Namun upaya nihil ODOL tengah berada di persimpangan jalan dengan terkirimnya surat Kementerian Perindustrian kepada Kementerian Perhubungan agar dilakukannya moratorium penertiban ODOL hingga tahun 2024 (Bisnis, 10/01/2020). Alasan utama yang disampaikan adalah program nihil ODOL akan memperlemah daya saing industri dan cenderung menambah kepadatan moda transportasi darat. Pandangan Kementerian Perindustrian bukan hanya menimbulkan dilema bagi para pelaku yang sudah taat tetapi juga membuat distorsi penentu daya saing industri nasional.
Pandangan filosofis kepatuhan aturan non-ODOL adalah keselamatan berkenderaan di jalan raya. Sudah tepat UU No. 22 Tahun 2009 tentang Lalu Lintas dan Angkutan Jalan menempatkan pelanggaran ODOL termasuk kejahatan. Perhatian pada aspek keselamatan bukan hanya pada proses angkut di jalan raya, tetapi mulai dari rancang bangun dan produksi kenderaan, sampai pada proses muat dan bongkar. Ketidakpatuhan angkutan truk terhadap ODOL berpengaruh besar pada tingkat kecelakaan lalu lintas di jalan tol.
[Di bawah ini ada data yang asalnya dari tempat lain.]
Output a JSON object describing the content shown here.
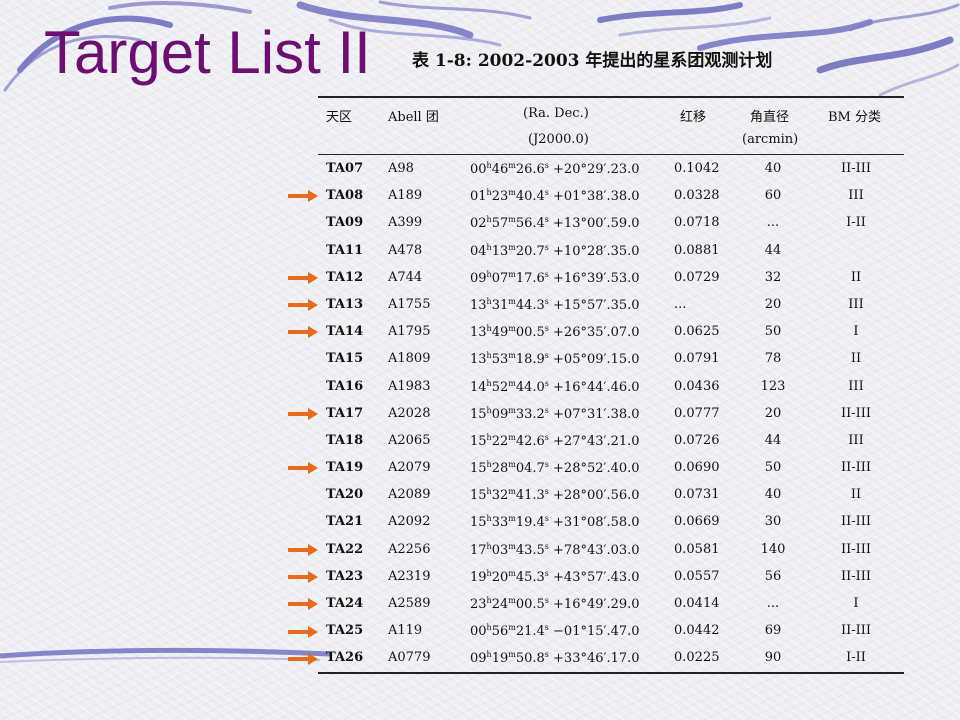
{
  "title": "Target List II",
  "caption": "表 1-8:  2002-2003 年提出的星系团观测计划",
  "colors": {
    "title": "#6d0f72",
    "arrow": "#e86a1a",
    "swoosh": "#6a6bbf"
  },
  "headers": {
    "region": "天区",
    "abell": "Abell 团",
    "radec": "(Ra.  Dec.)",
    "epoch": "(J2000.0)",
    "redshift": "红移",
    "angdiam": "角直径",
    "angunit": "(arcmin)",
    "bm": "BM 分类"
  },
  "rows": [
    {
      "ta": "TA07",
      "abell": "A98",
      "ra_h": "00",
      "ra_m": "46",
      "ra_s": "26.6",
      "dec": "+20°29′.23.0",
      "z": "0.1042",
      "ang": "40",
      "bm": "II-III",
      "arrow": false
    },
    {
      "ta": "TA08",
      "abell": "A189",
      "ra_h": "01",
      "ra_m": "23",
      "ra_s": "40.4",
      "dec": "+01°38′.38.0",
      "z": "0.0328",
      "ang": "60",
      "bm": "III",
      "arrow": true
    },
    {
      "ta": "TA09",
      "abell": "A399",
      "ra_h": "02",
      "ra_m": "57",
      "ra_s": "56.4",
      "dec": "+13°00′.59.0",
      "z": "0.0718",
      "ang": "...",
      "bm": "I-II",
      "arrow": false
    },
    {
      "ta": "TA11",
      "abell": "A478",
      "ra_h": "04",
      "ra_m": "13",
      "ra_s": "20.7",
      "dec": "+10°28′.35.0",
      "z": "0.0881",
      "ang": "44",
      "bm": "",
      "arrow": false
    },
    {
      "ta": "TA12",
      "abell": "A744",
      "ra_h": "09",
      "ra_m": "07",
      "ra_s": "17.6",
      "dec": "+16°39′.53.0",
      "z": "0.0729",
      "ang": "32",
      "bm": "II",
      "arrow": true
    },
    {
      "ta": "TA13",
      "abell": "A1755",
      "ra_h": "13",
      "ra_m": "31",
      "ra_s": "44.3",
      "dec": "+15°57′.35.0",
      "z": "...",
      "ang": "20",
      "bm": "III",
      "arrow": true
    },
    {
      "ta": "TA14",
      "abell": "A1795",
      "ra_h": "13",
      "ra_m": "49",
      "ra_s": "00.5",
      "dec": "+26°35′.07.0",
      "z": "0.0625",
      "ang": "50",
      "bm": "I",
      "arrow": true
    },
    {
      "ta": "TA15",
      "abell": "A1809",
      "ra_h": "13",
      "ra_m": "53",
      "ra_s": "18.9",
      "dec": "+05°09′.15.0",
      "z": "0.0791",
      "ang": "78",
      "bm": "II",
      "arrow": false
    },
    {
      "ta": "TA16",
      "abell": "A1983",
      "ra_h": "14",
      "ra_m": "52",
      "ra_s": "44.0",
      "dec": "+16°44′.46.0",
      "z": "0.0436",
      "ang": "123",
      "bm": "III",
      "arrow": false
    },
    {
      "ta": "TA17",
      "abell": "A2028",
      "ra_h": "15",
      "ra_m": "09",
      "ra_s": "33.2",
      "dec": "+07°31′.38.0",
      "z": "0.0777",
      "ang": "20",
      "bm": "II-III",
      "arrow": true
    },
    {
      "ta": "TA18",
      "abell": "A2065",
      "ra_h": "15",
      "ra_m": "22",
      "ra_s": "42.6",
      "dec": "+27°43′.21.0",
      "z": "0.0726",
      "ang": "44",
      "bm": "III",
      "arrow": false
    },
    {
      "ta": "TA19",
      "abell": "A2079",
      "ra_h": "15",
      "ra_m": "28",
      "ra_s": "04.7",
      "dec": "+28°52′.40.0",
      "z": "0.0690",
      "ang": "50",
      "bm": "II-III",
      "arrow": true
    },
    {
      "ta": "TA20",
      "abell": "A2089",
      "ra_h": "15",
      "ra_m": "32",
      "ra_s": "41.3",
      "dec": "+28°00′.56.0",
      "z": "0.0731",
      "ang": "40",
      "bm": "II",
      "arrow": false
    },
    {
      "ta": "TA21",
      "abell": "A2092",
      "ra_h": "15",
      "ra_m": "33",
      "ra_s": "19.4",
      "dec": "+31°08′.58.0",
      "z": "0.0669",
      "ang": "30",
      "bm": "II-III",
      "arrow": false
    },
    {
      "ta": "TA22",
      "abell": "A2256",
      "ra_h": "17",
      "ra_m": "03",
      "ra_s": "43.5",
      "dec": "+78°43′.03.0",
      "z": "0.0581",
      "ang": "140",
      "bm": "II-III",
      "arrow": true
    },
    {
      "ta": "TA23",
      "abell": "A2319",
      "ra_h": "19",
      "ra_m": "20",
      "ra_s": "45.3",
      "dec": "+43°57′.43.0",
      "z": "0.0557",
      "ang": "56",
      "bm": "II-III",
      "arrow": true
    },
    {
      "ta": "TA24",
      "abell": "A2589",
      "ra_h": "23",
      "ra_m": "24",
      "ra_s": "00.5",
      "dec": "+16°49′.29.0",
      "z": "0.0414",
      "ang": "...",
      "bm": "I",
      "arrow": true
    },
    {
      "ta": "TA25",
      "abell": "A119",
      "ra_h": "00",
      "ra_m": "56",
      "ra_s": "21.4",
      "dec": "−01°15′.47.0",
      "z": "0.0442",
      "ang": "69",
      "bm": "II-III",
      "arrow": true
    },
    {
      "ta": "TA26",
      "abell": "A0779",
      "ra_h": "09",
      "ra_m": "19",
      "ra_s": "50.8",
      "dec": "+33°46′.17.0",
      "z": "0.0225",
      "ang": "90",
      "bm": "I-II",
      "arrow": true
    }
  ]
}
Secara teknis truk ODOL sering berakhir pada insiden fatal seperti tabrak belakang karena truk berjalan lambat, pecah ban, ataupun rem blong.
Kepatuhan pada aturan ODOL bukanlah faktor pengurangan daya saing tetapi merupakan titik awal untuk meningkatkan efisiensi seperti pemborosan bahan bakar, kerusakan mesin, kesulitan interkoneksi antar moda, dan kerusakan jalan raya. Biaya yang ditimbulkan oleh unsur angkutan berkisar 5-40% dari harga jual barang yang tergantung pada jenis komoditasnya. Industri nasional dapat lebih kreatif untuk dapat melakukan efisiensi pada unsur rantai pasok lainnya di luar angkutan seperti pengadaan, produksi, perakitan, sampai penyimpanan.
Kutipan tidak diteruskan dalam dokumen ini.